Thanks, superwench, I'll look for that one. I don't mind vampires at all.

the wanderer said...

Kelly Gay has an urban fantasy debut coming out (11/09) called Better Part of Darkness and it's a little bit of a different angle on the protagonist as well:

Divorced mother of one, Charlie Madigan, lives in a world where the beings of heaven and hell exist among us...when a new off-world drug is released in Underground Atlanta, her daughter is targeted, and her ex-husband makes a fateful bargain to win her back, there's nothing in heaven or earth (or hell for that matter) that Charlie won't do to set things right.

Tia Nevitt said...

Gosh, I feel bad that we're discussing other books on this review of Sins and Shadows.

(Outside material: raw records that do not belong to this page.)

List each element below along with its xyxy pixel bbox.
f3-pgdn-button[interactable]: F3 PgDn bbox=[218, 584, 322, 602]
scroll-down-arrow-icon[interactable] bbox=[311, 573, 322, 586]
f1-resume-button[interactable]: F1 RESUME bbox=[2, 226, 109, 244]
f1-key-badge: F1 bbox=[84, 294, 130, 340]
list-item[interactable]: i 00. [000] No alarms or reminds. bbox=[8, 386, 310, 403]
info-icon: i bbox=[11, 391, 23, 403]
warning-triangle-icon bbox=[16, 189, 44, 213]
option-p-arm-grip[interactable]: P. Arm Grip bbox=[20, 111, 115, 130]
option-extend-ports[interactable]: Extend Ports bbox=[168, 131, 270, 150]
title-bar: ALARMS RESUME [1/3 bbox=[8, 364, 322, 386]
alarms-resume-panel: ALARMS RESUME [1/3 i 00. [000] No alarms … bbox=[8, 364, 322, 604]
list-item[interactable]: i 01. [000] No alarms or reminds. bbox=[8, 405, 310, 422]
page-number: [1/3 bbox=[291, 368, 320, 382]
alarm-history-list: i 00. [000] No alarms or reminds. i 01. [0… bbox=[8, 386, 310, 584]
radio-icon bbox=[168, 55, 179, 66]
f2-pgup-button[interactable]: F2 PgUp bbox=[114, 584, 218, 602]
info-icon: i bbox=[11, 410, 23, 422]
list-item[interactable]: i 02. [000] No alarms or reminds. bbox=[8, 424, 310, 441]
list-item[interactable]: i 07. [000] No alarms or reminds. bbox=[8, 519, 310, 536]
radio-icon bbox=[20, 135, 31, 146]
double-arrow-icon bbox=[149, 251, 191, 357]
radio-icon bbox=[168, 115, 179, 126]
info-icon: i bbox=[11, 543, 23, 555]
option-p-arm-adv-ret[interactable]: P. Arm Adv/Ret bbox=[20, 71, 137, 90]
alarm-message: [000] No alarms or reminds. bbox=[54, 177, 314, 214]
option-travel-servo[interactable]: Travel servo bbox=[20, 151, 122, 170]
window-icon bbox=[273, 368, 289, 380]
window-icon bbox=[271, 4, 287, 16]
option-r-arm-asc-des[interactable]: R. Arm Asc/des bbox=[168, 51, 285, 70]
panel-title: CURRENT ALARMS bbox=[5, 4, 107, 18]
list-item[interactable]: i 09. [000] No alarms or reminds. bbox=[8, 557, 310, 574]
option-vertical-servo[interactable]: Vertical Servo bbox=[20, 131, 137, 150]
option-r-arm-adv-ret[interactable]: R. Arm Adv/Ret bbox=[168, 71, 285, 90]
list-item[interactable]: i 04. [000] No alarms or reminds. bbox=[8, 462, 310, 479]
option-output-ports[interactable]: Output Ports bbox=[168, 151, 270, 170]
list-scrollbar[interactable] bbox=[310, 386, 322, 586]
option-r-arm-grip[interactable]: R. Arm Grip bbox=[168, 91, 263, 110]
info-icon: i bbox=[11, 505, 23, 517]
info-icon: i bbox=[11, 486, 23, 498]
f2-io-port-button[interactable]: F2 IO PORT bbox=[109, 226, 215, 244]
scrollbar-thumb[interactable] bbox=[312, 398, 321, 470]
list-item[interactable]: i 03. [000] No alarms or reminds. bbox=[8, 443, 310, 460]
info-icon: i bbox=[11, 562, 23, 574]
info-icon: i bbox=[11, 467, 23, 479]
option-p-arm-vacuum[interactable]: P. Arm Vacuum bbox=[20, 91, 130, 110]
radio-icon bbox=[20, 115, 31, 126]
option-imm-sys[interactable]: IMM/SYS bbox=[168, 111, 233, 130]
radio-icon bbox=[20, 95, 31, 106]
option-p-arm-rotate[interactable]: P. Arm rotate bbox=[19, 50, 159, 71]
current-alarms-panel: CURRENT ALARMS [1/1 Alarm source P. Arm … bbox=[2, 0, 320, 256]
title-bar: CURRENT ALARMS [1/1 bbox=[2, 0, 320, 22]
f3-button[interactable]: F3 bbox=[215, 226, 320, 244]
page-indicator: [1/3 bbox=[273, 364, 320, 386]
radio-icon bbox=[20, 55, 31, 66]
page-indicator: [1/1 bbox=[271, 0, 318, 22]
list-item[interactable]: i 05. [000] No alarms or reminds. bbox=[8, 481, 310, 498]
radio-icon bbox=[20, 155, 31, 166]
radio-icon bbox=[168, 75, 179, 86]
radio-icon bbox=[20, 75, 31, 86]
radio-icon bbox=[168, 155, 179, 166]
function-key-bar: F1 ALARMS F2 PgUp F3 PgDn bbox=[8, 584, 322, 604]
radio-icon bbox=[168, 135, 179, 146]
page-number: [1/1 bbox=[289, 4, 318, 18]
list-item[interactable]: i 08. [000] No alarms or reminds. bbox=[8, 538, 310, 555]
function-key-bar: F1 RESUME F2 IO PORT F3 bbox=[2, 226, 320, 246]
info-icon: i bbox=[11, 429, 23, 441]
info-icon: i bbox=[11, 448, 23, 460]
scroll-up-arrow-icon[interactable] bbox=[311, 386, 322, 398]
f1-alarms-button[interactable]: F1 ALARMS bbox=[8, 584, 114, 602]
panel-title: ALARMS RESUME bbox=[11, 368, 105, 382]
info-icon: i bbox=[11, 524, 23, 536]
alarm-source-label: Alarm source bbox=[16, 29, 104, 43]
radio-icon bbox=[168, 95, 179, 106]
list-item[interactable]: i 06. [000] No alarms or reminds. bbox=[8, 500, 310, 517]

However, I just had to say that Kelly Gay is a frequent guest here at Fantasy Debut, and I'm looking forward to reading her book. Hmm. Maybe Raven and I could do a joint review. I haven't tried that yet here at FD, and other sites do it with great success.

I hear Patricia Brigg's books don't have a lot of snark, either. That's one series I'll have to try in between debuts.

Chicory said...

The description as a fun adventure novel makes this book sound worth looking into (for me.) I don't read enough urban fantasy to be tired of the tropes. I dip into urban fantasy now and then, but when I want a real-world setting I usually head strait for the mystery section.

Kimber An said...

I'll check it out, wanderer.

Raven said...

Thanks for that note, wanderer.

A joint review would be a fun thing to try. Plus it would keep Tia and me from fighting over a book we both want to read!

Chicory, I hope you enjoy Sins & Shadows!

~Sia McKye~ said...

I'm enjoying Sins & Shadows, despite the fact I'm not big on Urban Fantasy. I would like to see a bit more of Sylvie's emotions and thoughts.

I keep feeling like this is the second in the series and coming in on the action after the fact and with much of who and what Sylvie is, her emotions, how she got to be what she is, all the normal background you would get in the first book with character set up, is missing. Checking around, this is the first book Lyn has published.

Still, the book is good and keeps my interest.

Tia said...

She published other, unrelated novels as Lane Robins. Her first novel was called Maledicte.